Almost half of all money invested in exchange traded funds (ETFs) will be in either active or smart beta products in the coming years, according to J.P. Morgan Asset Management’s (JPMAM) Second Annual Global ETF Survey.

Survey respondents said that they expected nearly half (40%) of all client money they managed to be allocated to ETFs that follow either active or smart beta strategies by 2023.

The survey was carried out among professional investors from a range of financial institutions and regular users of active and smart beta ETFs.

Overall, investors surveyed said that they expected to see ETFs that use active or smart beta strategies to experience the most growth.

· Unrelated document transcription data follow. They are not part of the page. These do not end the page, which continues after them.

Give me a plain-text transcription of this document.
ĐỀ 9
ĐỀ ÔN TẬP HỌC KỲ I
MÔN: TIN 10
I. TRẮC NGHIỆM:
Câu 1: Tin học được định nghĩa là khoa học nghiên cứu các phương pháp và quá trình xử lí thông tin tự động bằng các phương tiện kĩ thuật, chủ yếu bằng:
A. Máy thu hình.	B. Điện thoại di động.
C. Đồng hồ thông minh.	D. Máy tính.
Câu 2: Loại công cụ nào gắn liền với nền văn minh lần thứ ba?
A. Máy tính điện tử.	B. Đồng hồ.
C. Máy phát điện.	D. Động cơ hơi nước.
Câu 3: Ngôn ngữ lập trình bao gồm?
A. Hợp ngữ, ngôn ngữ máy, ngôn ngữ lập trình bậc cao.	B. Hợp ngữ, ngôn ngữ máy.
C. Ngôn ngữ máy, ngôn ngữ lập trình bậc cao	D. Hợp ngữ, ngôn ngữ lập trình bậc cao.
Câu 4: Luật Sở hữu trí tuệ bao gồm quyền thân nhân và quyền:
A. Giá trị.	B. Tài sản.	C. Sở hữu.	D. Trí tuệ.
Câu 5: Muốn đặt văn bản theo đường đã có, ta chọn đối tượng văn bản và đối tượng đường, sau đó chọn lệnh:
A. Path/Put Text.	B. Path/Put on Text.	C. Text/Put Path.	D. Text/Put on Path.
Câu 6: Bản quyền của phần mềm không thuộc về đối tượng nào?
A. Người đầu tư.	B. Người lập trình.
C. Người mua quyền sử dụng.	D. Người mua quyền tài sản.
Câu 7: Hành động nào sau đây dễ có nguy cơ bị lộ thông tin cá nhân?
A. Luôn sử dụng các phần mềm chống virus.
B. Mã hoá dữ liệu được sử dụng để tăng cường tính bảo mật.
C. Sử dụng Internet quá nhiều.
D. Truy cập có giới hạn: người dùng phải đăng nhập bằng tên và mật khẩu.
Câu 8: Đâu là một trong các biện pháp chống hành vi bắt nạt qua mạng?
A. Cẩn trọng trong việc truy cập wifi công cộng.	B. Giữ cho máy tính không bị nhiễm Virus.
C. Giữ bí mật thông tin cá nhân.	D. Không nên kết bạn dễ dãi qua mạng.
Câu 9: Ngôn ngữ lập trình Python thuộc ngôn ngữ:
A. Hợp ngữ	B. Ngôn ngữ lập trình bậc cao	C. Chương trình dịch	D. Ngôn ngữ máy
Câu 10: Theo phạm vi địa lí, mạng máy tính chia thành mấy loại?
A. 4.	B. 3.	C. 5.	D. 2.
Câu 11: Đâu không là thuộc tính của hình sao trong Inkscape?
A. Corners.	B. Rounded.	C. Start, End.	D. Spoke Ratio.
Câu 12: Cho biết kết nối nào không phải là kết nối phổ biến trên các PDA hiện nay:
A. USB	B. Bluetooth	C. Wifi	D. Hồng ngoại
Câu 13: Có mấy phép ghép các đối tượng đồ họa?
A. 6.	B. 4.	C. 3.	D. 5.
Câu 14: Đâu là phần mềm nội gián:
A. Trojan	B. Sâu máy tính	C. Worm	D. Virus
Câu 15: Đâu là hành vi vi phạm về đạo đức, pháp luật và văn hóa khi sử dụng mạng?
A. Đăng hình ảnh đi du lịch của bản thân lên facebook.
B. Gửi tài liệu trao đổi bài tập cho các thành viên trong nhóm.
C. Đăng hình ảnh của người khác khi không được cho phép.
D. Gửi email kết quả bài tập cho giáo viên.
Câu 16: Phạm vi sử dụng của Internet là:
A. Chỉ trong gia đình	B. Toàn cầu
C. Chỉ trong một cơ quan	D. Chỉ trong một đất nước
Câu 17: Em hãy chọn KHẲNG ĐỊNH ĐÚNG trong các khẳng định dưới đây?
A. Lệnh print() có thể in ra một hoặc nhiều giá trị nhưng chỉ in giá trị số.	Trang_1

Smart beta ETFs, sometimes called factor ETFs, attempt to adopt “classic” investment styles (such as value, growth, momentum etc), but implemented through a rules-based index. For example, a smart beta ETF will track an index that screens for stocks deemed “cheap” on a variety of metrics such as price-to-value ratio or price-to-book ratio.

Actively managed ETFs, as their name suggests, are ETFs that are actively managed. This means that a manager decides the exact allocation of the ETF portfolio, while a conventional ETF or passive mirrors the ups and downs of an index.

Actively managed ETFs have experienced a surge in popularity in the US lately, in part due to the many benefits of the ETF wrapper in the country, including being more tax-efficient than traditional mutual funds. This is reflected in the J.P. Morgan survey, which showed that investors in Latin America and the US predicted the strongest growth for active ETFs.

In contrast, respondents across Europe and Asia said they expected smart beta and passive ETFs to see stronger growth.

Investors outside the US also said they expected higher growth in the use of ESG (environmental, social and governance)  and thematic ETFs in the next two to three years, compared to both smart beta and active ETFs.

US investors, however, had lower growth expectations for ESG ETFs than investors in other regions.

Jed Laskowitz, global head of asset management solutions at J.P. Morgan Asset Management, said: “We’re seeing a significant shift in sentiment and in the way investors use ETFs in portfolios. They are exploring their options and increasingly looking to diversify their use of ETFs beyond passive strategies. For example, the current and expected growth in ESG ETFs and active ETFs is proof that these vehicles are likely to play a bigger role across investor portfolios.”